Final joined output should look like

    +----------+-----------+--------+--------+--------+
    | EBELN    | BELNR     | EBELP  | COL12  | COL13  |
    |----------+-----------+--------+--------+--------|
    |    1     |   123     |  001   |   ABC  |   LMN  |
    |----------+-----------+--------+--------+--------|
    |          |   123     |  002   |   ABC  |   LMN  |
    |----------+-----------+--------+--------+--------|
    |          |   123     |  003   |   ABC  |  LMN   |
    |----------+-----------+--------+--------+--------|
    |    2     |           |        |  DEF   |  OPQ   |
    |----------+-----------+--------+--------+--------|
    |    3     |           |        |  GHI   |  RST   |
    +----------+-----------+--------+--------+--------+
2

There are 2 best solutions below

0
On

From Hive you can use one of the Conditional Functions Function to achieve your output.

Simply do this if using COALSCE:

SELECT COALESCE(EBELN, 1L) AS EBELN, BELNR,EBELP FROM your_table;

Also from Hive 0.11 onwards you can use NVL Function

SELECT NVL(EBELN, 1) AS EBELN, BELNR,EBELP FROM your_table;
0
On

If you want for all the records from the first (LEFT) table to generate corresponding record in the result, even if there is no match in the second (RIGHT) table, you use LEFT join.

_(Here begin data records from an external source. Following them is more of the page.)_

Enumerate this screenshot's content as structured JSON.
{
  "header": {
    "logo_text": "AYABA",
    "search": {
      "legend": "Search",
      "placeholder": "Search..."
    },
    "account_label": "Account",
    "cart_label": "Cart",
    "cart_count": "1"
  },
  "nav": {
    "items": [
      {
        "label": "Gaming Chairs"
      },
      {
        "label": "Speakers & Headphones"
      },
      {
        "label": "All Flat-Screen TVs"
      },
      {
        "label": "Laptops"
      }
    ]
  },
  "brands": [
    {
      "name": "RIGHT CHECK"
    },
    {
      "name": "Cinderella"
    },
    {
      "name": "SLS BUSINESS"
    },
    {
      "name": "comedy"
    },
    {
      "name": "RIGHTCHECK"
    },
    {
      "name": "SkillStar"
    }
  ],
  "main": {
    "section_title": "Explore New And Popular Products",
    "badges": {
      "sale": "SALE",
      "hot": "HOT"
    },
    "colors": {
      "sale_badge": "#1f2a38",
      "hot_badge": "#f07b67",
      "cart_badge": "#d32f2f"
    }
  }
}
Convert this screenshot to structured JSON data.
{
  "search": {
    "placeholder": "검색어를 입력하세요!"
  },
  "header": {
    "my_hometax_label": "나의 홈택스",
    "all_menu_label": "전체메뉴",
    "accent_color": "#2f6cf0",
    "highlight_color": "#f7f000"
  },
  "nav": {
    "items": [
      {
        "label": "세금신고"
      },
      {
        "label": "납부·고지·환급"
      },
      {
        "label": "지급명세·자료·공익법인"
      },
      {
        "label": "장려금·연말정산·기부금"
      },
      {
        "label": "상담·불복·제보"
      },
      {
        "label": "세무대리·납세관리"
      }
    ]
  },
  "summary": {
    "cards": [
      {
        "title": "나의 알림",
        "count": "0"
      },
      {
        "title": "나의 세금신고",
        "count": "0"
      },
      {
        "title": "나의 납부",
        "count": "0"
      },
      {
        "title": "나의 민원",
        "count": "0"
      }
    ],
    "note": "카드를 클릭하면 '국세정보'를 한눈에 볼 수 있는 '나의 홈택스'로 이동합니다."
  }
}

For the reverse case, one use RIGHT join. Because you want to keep records from both sides of the join, you need FULL OUTER join.

SELECT COALESCE(t1.EBELN, t2.EBELN), t1.BELNR, t1.EBELP ,
       t2.COL12, t2.COL13
  FROM EKPF t1
  FULL OUTER JOIN ABCD t2 ON t1.EBELN = t2.EBELN

COALESCE here guarantees you will have the join column populated (as per your example).

The output would be:

+----------+-----------+--------+--------+--------+
| EBELN    | BELNR     | EBELP  | COL12  | COL13  |
|----------+-----------+--------+--------+--------|
|    1     |   123     |  001   |   ABC  |   LMN  |
|----------+-----------+--------+--------+--------|
|          |   123     |  002   |   ABC  |   LMN  |
|----------+-----------+--------+--------+--------|
|          |   123     |  003   |   ABC  |  LMN   |
|----------+-----------+--------+--------+--------|
|    2     |           |        |  DEF   |  OPQ   |
|----------+-----------+--------+--------+--------|
|    3     |           |        |  GHI   |  RST   |
+----------+-----------+--------+--------+--------+